Extrait de la nouvelle Rose et Alexandre écrite par le petit facteur
Rose a grandi auprès de son père. Il lui demandait de laisser la mère tranquille… qu’elle se réparait comme ça. Se réparer de quoi ? Elle l’apprendrait plus tard. Quand elle serait en âge de comprendre certaines choses… avait dit son père quelques années plus tôt tandis qu’elle lui demandait pourquoi sa mère ne l’aimait pas… il le lui avait promis. Et il a tenu sa promesse quand elle a eu quinze ans
« Quand j’ai rencontré ta mère, elle était enceinte de toi. Mais ça tu le sais déjà. On t’a déjà dit que ta mère ne connaissait pas le nom de ton père biologique parce qu’elle ne l’avait vu qu’une seule et unique fois. Ce qu’on ne t’a pas dit et qui n’est pas facile à dire ni à entendre c’est que ta mère s’est fait violer.
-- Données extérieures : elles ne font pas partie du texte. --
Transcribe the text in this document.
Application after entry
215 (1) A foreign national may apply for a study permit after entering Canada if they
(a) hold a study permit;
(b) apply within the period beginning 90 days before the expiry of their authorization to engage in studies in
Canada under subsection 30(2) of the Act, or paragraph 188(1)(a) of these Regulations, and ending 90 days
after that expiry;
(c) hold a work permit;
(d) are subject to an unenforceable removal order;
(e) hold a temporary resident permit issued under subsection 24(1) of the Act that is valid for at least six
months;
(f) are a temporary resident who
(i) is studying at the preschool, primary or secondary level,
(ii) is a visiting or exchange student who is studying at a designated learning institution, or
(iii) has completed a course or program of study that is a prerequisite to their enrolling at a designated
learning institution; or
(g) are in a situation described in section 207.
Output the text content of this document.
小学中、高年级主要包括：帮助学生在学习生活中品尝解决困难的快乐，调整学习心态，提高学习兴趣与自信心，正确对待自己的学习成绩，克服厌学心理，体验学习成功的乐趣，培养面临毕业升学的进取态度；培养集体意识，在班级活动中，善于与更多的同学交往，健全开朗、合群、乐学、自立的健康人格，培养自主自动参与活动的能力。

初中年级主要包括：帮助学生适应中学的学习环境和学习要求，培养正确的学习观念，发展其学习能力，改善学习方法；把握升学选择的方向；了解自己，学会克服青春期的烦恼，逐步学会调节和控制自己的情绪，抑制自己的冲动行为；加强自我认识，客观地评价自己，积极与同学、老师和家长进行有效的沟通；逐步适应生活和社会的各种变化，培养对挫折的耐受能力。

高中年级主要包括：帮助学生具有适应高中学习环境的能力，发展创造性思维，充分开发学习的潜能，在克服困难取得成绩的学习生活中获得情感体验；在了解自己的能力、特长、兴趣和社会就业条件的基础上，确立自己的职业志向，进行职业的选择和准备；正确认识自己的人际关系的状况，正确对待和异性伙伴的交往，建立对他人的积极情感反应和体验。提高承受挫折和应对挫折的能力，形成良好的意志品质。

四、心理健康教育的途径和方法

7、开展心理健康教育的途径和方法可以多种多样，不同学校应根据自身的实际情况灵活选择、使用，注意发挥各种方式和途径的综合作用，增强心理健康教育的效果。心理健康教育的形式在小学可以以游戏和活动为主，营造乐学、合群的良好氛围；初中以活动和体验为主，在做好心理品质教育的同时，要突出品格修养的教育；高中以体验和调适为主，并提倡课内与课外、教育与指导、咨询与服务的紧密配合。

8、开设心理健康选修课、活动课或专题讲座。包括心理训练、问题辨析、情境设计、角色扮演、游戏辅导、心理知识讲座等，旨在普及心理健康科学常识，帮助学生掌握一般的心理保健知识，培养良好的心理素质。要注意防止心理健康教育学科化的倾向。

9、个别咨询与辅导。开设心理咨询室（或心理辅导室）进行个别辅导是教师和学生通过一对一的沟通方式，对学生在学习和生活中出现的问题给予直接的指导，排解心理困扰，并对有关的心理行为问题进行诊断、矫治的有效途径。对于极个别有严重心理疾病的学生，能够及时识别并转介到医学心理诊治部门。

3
Elle s’est fait violer lors des manifestations d’allégresse qui ont accompagnées la libération de la France. »
La plongée en arrière m’a embarquée. Finesse du trait, fluidité, strates de récits. Quelle exploration. Le personnage de la mère en désamour me touche. Le petit facteur aussi. Merci Claudine.
Merci Nolwenn pour cette lecture généreuse. En effet je prends plaisir à découvrir mes personnages par petites touches au gré des consignes et qu’ils soient touchants m’encourage à continuer… Le chantier est vaste
Merci beaucoup pour cette lecture de si bon matin, c’est très touchant.